Role of human carboxylesterase 2 in liver disease development
Guenter Haemmerle, Institute of Molecular Biosciences, University of Graz
Prof. Dr. Günter Hämmerle|
|Availability:||This position is available.|
University of Graz
|Application deadline:||Applications are accepted between August 14, 2020 00:00 and October 10, 2020 23:59 (Europe/Zurich)|
Mice lacking Adipose triglyceride lipase (ATGL), the limiting enzyme in cellular triglyceride (TG) catabolism, are protected from hepatic steatosis (1) suggesting that other lipases are involved in the development of non-alcoholic fatty liver disease (NAFLD). We recently demonstrated that Ces2c, a member of the murine Carboxylesterase 2 (Ces2) protein family, efficiently hydrolyzes TGs and diglycerides in hepatic cell lines and that intestine-specific Ces2c overexpression protects mice from diet induced hepatic steatosis (2). In humans, reduced hepatic expression of carboxylesterase 2 (CES2) has been linked to the development of fatty liver disease implicating that murine Ces2c can be the functional orthologe of human CES2.
Hypothesis and Objectives:
We hypothesize that human CES2 plays a critical role in hepatic lipid metabolism, lipid signaling, and the development of hepatic disorders and that murine Ces2c is the functional orthologe of human CES2. In this project we will elucidate the in vivo role of human and murine CES2/Ces2c in liver lipid metabolism and NAFLD development. We will address the impact of hepatocyte-specific overexpression of human CES2 on liver lipid metabolism in wildtype (WT) and Ces2c mutant mice.

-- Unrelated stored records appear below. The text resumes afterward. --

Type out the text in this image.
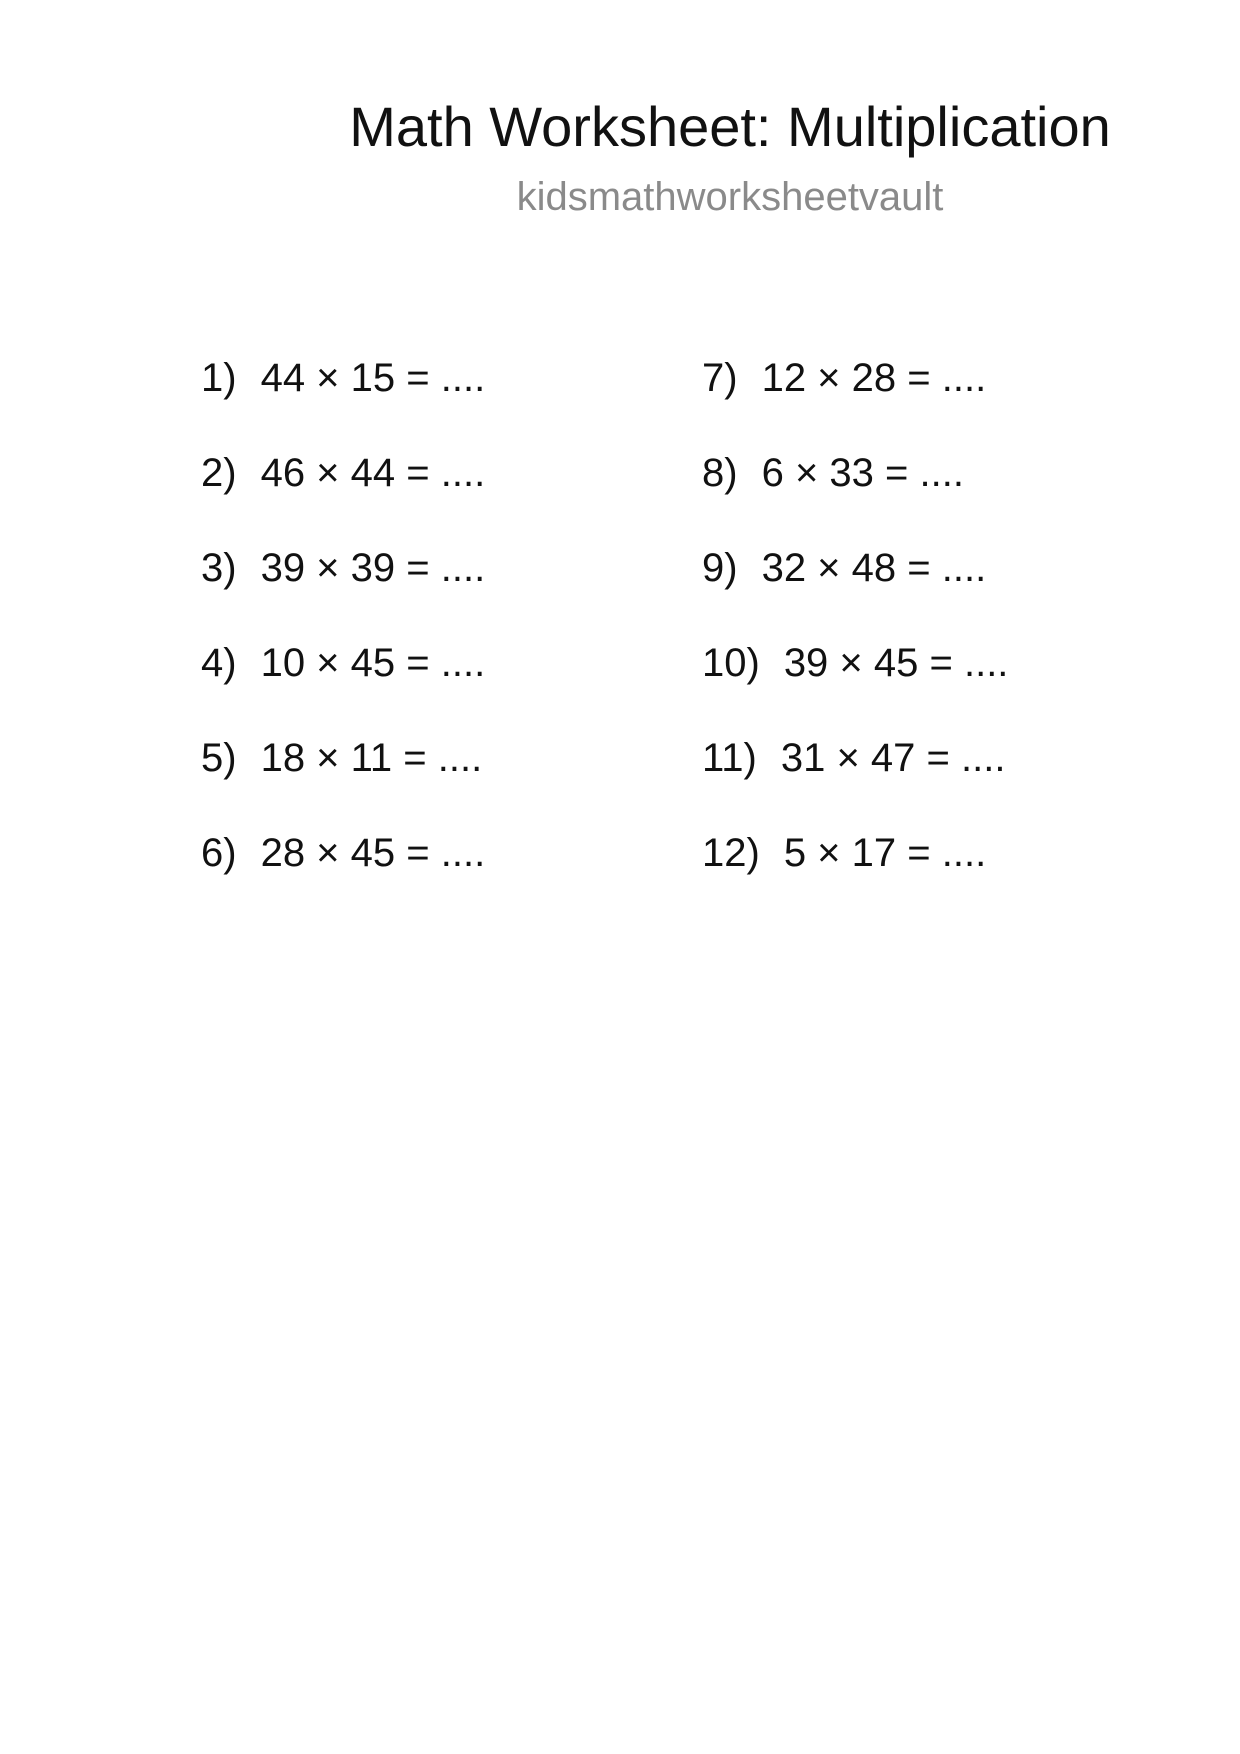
Math Worksheet: Multiplication
kidsmathworksheetvault
1) 44 × 15 = ....
2) 46 × 44 = ....
3) 39 × 39 = ....
4) 10 × 45 = ....
5) 18 × 11 = ....
6) 28 × 45 = ....
7) 12 × 28 = ....
8) 6 × 33 = ....
9) 32 × 48 = ....
10) 39 × 45 = ....
11) 31 × 47 = ....
12) 5 × 17 = ....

We will generate CES2/Ces2c mutant liver cell lines and Ces2c-deficient mice applying CRISPR/Cas9 technology and lentiviral vectors. We will study the impact of CES2/Ces2c overexpression or deletion on hepatic lipid metabolism in cell culture and mice. To assess the in vivo role of human CES2 in liver lipid metabolism and signaling, we will stably overexpress a human CES2 transgene in the liver of WT and Ces2c mutant mice and investigate the impact on liver and whole-body lipid and energy metabolism.
1. Haemmerle G, …, Zechne R. ATGL-mediated fat catabolism regulates cardiac mitochondrial function via PPAR-alpha and PGC-1. Nat Med. 2017; 17:1076-85.
2. Maresch LK, …, Haemmerle G. Intestine-Specific Overexpression of Carboxylesterase 2c Protects Mice From Diet-Induced Liver Steatosis and Obesity. Hepatol Commun. 2018; 3:227-245.